The direction the boards run.
Across the boards.
Actual board width — nominal 6-in decking is about 5.5 in.
Picking a layout sets a suggested waste — raise it for lots of cuts.
Advanced: price
Formula & how it works
Rows across = deck width × 12 ÷ (board width + gap), rounded up. Boards per row = deck length ÷ board length, rounded up.
Boards = rows × boards per row × (1 + waste), rounded up. Linear feet = rows × deck length × (1 + waste).
Worked example
A 16 ft long, 12 ft wide deck with 5.5 in boards and a 1/4 in gap needs 26 rows (144 in ÷ 5.75 in). With 16 ft boards that's one board per row, so 26 before waste; at 10% straight-layout waste, round up to 29 boards — about 458 linear feet.

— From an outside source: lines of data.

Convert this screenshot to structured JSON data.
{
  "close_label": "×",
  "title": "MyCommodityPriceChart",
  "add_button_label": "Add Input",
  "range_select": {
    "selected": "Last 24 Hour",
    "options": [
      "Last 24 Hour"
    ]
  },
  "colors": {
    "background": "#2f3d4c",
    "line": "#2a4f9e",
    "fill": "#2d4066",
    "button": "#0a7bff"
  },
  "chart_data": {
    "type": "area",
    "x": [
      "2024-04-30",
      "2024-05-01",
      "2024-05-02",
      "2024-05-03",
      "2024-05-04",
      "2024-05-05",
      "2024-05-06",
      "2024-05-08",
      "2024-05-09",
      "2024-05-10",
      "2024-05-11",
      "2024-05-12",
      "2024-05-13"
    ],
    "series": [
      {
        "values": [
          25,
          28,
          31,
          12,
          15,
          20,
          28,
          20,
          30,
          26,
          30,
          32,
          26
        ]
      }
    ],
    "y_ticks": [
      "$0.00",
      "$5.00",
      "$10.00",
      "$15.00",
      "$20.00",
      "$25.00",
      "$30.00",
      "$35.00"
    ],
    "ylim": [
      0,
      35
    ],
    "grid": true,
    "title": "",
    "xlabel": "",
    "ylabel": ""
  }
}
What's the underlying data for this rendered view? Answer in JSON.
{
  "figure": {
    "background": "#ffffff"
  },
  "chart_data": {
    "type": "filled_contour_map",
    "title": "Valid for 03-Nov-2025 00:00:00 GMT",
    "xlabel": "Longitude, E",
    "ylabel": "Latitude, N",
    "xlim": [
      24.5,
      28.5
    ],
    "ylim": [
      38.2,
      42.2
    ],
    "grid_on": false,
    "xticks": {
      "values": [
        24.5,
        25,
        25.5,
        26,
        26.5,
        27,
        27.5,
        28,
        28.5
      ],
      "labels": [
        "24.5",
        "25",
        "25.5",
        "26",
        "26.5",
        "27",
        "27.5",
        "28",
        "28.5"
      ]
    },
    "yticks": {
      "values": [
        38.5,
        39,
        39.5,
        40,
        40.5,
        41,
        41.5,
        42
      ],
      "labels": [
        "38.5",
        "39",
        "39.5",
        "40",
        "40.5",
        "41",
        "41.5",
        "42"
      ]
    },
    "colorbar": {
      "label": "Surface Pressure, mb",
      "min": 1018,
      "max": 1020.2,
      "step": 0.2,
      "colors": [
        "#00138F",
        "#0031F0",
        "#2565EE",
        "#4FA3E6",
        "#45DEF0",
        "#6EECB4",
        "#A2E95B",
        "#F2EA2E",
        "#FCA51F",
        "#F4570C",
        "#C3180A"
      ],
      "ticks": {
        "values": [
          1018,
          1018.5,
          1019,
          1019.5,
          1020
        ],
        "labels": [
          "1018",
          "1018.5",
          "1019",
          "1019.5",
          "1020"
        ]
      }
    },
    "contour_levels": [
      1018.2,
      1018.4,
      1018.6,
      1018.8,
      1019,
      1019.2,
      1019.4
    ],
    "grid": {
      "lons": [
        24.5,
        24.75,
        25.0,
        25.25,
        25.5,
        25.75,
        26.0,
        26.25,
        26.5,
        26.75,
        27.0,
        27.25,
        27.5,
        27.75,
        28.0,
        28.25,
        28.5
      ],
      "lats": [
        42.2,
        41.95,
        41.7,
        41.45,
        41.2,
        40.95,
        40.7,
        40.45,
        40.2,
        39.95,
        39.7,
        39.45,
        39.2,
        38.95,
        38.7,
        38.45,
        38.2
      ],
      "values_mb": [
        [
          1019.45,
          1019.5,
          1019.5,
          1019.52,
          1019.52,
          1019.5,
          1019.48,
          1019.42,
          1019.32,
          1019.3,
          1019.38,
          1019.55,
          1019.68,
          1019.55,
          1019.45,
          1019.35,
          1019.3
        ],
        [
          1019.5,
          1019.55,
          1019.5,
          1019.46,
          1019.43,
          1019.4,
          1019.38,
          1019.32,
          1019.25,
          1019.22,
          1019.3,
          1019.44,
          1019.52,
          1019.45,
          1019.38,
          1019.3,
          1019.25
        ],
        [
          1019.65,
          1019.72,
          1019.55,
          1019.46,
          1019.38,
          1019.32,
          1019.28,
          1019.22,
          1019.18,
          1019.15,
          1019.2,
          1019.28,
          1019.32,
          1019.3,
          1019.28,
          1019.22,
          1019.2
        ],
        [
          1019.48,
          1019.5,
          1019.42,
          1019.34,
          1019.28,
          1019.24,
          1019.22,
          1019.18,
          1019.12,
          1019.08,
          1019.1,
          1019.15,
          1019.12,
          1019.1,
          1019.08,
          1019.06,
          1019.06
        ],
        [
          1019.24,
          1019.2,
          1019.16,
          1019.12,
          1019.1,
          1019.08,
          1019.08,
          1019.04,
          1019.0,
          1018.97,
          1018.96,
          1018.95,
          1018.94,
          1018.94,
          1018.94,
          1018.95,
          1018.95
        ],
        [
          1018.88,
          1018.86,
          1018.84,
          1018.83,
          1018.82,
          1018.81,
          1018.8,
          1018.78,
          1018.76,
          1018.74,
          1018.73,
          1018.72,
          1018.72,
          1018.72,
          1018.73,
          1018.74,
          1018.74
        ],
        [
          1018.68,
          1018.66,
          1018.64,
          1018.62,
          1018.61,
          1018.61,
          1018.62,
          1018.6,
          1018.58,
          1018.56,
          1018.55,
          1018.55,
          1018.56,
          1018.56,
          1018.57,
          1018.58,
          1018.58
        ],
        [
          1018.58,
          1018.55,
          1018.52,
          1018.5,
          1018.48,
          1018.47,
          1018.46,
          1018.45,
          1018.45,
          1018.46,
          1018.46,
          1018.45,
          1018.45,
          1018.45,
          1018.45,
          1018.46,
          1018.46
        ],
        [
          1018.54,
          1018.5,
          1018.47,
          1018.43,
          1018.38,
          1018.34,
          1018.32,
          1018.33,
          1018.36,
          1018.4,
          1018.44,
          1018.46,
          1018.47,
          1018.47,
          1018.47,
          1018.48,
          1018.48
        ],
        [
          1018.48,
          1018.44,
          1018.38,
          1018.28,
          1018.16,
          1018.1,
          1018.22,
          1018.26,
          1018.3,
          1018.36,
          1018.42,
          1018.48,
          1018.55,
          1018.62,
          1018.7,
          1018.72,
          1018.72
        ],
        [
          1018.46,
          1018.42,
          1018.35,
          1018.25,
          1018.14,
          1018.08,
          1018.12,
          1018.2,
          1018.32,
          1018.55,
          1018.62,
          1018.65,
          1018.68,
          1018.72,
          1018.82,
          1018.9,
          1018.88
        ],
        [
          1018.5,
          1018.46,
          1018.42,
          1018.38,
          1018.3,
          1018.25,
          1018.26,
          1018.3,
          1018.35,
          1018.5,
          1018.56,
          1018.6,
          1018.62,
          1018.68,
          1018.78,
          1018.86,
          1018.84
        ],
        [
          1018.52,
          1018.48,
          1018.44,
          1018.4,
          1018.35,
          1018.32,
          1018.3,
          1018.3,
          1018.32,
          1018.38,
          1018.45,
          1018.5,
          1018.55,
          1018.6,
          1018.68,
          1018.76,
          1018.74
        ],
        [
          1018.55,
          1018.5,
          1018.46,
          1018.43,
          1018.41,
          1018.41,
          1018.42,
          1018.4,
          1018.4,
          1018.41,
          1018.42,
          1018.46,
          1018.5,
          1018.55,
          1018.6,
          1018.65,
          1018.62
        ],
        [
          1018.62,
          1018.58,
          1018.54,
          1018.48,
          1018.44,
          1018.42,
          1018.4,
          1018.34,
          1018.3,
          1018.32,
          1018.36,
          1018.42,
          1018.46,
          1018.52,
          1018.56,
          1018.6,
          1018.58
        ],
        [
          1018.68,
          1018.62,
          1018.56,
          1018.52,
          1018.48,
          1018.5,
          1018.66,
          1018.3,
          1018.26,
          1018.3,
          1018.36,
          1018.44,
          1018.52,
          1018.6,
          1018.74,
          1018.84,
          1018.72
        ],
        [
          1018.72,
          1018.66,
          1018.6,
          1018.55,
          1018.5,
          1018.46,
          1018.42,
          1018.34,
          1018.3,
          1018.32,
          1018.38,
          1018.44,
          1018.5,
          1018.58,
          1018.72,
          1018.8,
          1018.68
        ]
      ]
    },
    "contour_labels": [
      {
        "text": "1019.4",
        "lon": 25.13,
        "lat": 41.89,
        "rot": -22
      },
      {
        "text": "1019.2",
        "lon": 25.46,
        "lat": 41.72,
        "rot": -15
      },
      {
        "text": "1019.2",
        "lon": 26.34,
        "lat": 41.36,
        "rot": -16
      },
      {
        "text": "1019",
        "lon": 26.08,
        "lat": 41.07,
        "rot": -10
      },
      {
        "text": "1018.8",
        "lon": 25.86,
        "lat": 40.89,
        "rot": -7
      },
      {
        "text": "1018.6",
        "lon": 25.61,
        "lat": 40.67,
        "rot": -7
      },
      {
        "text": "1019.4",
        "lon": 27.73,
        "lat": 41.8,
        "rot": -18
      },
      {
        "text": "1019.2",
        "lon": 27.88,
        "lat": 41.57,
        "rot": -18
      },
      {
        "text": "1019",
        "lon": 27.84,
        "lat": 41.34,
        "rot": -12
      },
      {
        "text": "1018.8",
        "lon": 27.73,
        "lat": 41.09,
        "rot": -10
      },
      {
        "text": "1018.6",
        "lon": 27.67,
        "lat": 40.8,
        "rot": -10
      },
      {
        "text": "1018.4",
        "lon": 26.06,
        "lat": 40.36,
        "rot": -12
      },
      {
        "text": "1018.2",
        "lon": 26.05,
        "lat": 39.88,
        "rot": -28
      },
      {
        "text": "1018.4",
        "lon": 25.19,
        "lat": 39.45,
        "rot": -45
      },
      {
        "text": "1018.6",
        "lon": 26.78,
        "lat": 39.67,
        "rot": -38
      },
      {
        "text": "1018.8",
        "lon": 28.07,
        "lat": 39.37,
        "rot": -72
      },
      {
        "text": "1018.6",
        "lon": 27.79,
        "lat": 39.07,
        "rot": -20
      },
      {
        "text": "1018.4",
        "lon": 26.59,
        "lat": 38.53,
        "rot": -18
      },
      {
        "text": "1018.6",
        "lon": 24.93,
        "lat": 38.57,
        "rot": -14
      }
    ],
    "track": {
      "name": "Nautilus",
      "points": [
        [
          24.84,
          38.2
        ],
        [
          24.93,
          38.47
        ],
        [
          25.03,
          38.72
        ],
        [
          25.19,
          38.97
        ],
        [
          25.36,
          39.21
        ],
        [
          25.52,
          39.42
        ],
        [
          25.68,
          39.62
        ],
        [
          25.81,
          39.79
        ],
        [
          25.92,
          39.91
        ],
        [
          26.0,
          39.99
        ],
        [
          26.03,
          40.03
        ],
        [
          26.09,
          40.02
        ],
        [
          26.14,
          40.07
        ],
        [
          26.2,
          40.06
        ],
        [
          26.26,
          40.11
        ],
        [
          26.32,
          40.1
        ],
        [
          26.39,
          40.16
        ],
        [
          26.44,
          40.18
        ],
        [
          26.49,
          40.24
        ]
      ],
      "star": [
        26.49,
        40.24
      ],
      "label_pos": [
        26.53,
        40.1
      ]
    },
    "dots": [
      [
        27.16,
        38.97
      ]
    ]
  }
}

Switch to 12 ft boards and each row needs two, pushing it to 60 boards.
Estimating decking
Rows come from width, boards come from length
The number of rows depends only on how wide the deck is and how much space each board plus its gap takes. How many boards make up each row depends on the deck's length against the stock length you can buy. Longer boards that span the whole deck mean one board per row and the least waste; shorter boards force a seam and a second piece per row.
Mind the gap
The gap between boards matters more than it seems — over a wide deck, a bigger gap removes whole rows. Wood installed wet is often butted tight because it shrinks; dry lumber and composite are spaced with a consistent gasket. Use your actual planned gap here rather than a default.
Layout drives the waste
A straight layout cuts cleanly and wastes little. A diagonal run leaves angled offcuts at both ends of nearly every board, so it needs a bigger margin, and a picture-frame border adds mitered corner cuts. This estimate leans slightly generous because it counts each row's boards separately, but offcuts from one row can often start the next — so treat the number as a comfortable buy, not a floor.